Witness Says He Didn't Bill Stevens

By Del Quentin Wilber
Washington Post Staff Writer
Thursday, October 2, 2008

Sen. Ted Stevens (R-Alaska) never paid for extensive renovations and repair work on his house performed by employees of a once-powerful oil services company, the firm's former chief executive testified yesterday.

The executive, Bill Allen, is the prosecution's star witness in Stevens's trial on charges of lying on financial disclosure forms to hide more than $250,000 in gifts and renovations to his house in Girdwood, Alaska. Stevens, 84, is running for reelection to a seventh full term.

Allen, a longtime fishing and drinking buddy of Stevens's, testified that his employees renovated Stevens's house and oversaw the work of other laborers.
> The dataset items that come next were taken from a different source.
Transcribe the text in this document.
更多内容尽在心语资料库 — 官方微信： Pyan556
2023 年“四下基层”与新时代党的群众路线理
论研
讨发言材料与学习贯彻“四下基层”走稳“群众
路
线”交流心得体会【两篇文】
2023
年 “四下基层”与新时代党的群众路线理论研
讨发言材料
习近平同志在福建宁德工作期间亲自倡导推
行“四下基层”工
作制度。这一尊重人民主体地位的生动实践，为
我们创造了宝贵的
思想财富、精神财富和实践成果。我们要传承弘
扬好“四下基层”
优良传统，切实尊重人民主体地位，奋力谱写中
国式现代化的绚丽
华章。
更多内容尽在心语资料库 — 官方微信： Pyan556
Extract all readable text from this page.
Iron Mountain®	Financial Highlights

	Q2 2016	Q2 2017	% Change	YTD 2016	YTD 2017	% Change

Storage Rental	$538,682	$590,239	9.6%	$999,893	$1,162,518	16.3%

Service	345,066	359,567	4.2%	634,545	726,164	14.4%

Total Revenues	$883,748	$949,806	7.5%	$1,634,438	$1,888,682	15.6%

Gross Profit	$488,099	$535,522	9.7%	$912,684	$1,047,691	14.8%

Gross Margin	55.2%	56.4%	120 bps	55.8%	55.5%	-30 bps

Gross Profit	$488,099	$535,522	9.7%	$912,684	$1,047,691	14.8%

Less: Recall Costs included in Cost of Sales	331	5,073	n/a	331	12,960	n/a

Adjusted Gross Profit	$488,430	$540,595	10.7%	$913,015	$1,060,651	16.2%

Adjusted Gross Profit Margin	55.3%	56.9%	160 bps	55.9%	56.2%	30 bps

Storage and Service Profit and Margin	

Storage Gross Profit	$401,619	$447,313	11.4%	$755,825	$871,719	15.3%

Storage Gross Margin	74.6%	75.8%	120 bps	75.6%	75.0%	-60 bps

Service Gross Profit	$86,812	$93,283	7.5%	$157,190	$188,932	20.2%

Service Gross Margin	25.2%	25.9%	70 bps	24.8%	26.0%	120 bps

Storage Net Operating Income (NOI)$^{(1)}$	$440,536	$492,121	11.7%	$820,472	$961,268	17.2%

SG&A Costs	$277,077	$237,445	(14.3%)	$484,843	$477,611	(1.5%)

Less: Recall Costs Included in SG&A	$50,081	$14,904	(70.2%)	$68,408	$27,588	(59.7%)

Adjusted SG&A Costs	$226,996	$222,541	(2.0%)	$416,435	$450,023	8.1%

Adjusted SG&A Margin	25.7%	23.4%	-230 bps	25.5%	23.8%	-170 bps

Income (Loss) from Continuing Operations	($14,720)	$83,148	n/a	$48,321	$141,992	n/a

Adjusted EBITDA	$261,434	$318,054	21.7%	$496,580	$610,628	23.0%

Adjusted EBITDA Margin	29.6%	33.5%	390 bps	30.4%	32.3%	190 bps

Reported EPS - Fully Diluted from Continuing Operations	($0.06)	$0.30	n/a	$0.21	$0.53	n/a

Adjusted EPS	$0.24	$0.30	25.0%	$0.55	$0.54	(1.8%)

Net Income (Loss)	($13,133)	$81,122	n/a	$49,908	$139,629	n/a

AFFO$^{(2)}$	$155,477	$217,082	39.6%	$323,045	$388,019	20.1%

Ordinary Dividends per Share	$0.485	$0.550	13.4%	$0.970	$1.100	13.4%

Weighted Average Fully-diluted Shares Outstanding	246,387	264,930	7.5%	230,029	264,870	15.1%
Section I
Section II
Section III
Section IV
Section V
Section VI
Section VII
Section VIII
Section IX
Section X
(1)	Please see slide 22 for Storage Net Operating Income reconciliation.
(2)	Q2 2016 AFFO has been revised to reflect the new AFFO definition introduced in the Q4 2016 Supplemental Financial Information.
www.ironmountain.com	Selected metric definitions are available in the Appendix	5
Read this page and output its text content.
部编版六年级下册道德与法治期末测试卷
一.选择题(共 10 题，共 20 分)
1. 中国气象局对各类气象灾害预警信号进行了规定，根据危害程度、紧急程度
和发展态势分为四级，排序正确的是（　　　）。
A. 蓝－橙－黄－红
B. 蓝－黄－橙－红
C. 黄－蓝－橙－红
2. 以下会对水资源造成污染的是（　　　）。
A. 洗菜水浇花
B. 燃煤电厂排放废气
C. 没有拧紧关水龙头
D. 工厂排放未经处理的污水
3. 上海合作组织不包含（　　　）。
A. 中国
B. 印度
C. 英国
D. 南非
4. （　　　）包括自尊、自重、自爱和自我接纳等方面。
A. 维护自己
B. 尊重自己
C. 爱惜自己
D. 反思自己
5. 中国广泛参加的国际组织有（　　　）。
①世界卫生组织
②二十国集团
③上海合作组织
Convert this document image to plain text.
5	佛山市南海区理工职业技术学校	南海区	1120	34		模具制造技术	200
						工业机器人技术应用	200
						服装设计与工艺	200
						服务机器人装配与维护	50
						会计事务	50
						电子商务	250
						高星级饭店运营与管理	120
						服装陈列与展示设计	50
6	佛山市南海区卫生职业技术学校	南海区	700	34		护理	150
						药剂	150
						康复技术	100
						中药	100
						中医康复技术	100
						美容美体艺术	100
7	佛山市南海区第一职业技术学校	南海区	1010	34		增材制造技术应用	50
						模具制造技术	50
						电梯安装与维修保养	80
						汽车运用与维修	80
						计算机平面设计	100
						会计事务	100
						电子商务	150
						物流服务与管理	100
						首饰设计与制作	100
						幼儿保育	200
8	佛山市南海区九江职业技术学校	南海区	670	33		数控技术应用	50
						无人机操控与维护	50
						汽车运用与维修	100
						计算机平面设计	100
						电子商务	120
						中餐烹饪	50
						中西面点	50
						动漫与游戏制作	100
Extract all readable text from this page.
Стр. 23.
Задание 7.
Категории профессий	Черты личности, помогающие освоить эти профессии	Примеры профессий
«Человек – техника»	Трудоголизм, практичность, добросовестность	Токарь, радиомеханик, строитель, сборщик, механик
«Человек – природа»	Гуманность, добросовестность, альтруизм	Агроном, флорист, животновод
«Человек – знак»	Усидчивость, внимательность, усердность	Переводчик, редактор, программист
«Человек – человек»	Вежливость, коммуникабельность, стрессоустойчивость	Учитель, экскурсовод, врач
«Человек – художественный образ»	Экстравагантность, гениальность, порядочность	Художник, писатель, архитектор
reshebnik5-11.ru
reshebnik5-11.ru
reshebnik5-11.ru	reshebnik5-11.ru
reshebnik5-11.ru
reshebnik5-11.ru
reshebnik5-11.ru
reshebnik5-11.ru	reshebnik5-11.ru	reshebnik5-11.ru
Over the years, Stevens's house grew from a one-story cabin into a two-story house that Stevens called a "chalet," with two wraparound decks, modern electrical systems and a new garage.

In later years, employees at Allen's now-defunct company, Veco, also did repair work, Allen testified.

Allen said he never sent Stevens a bill for the work, which Veco documents valued at tens of thousands of dollars in labor and material. In 2002, Stevens sent Allen a handwritten letter asking for a bill for a new first-floor deck installed by Veco employees.

"You owe me a bill. Remember Torricelli, my friend," Stevens wrote, referring to a campaign finance scandal involving Robert Torricelli, the former senator from New Jersey. "Friendship is one thing. Compliance with the ethics rules, entirely different."

Stevens added that Allen needed to contact their mutual friend Bob Persons, who was monitoring the renovations because the senator spent so much time in Washington.

When he met with Persons, however, Persons told him to ignore Stevens's request for an invoice, Allen testified. "Bill, don't worry about getting a bill" for Stevens, Allen said Persons told him. "Ted is just covering his [expletive]."

A month later, Stevens again requested a bill. But Allen ignored that, too. He said he didn't want to charge Stevens a dime for the work. "I wanted to help Ted," Allen testified.

"Why?" asked prosecutor Joseph Bottini.

"Because I liked him," Allen replied.

Prosecutors introduced the notes to show that the senator was aware of how much work Allen and Veco put into the house.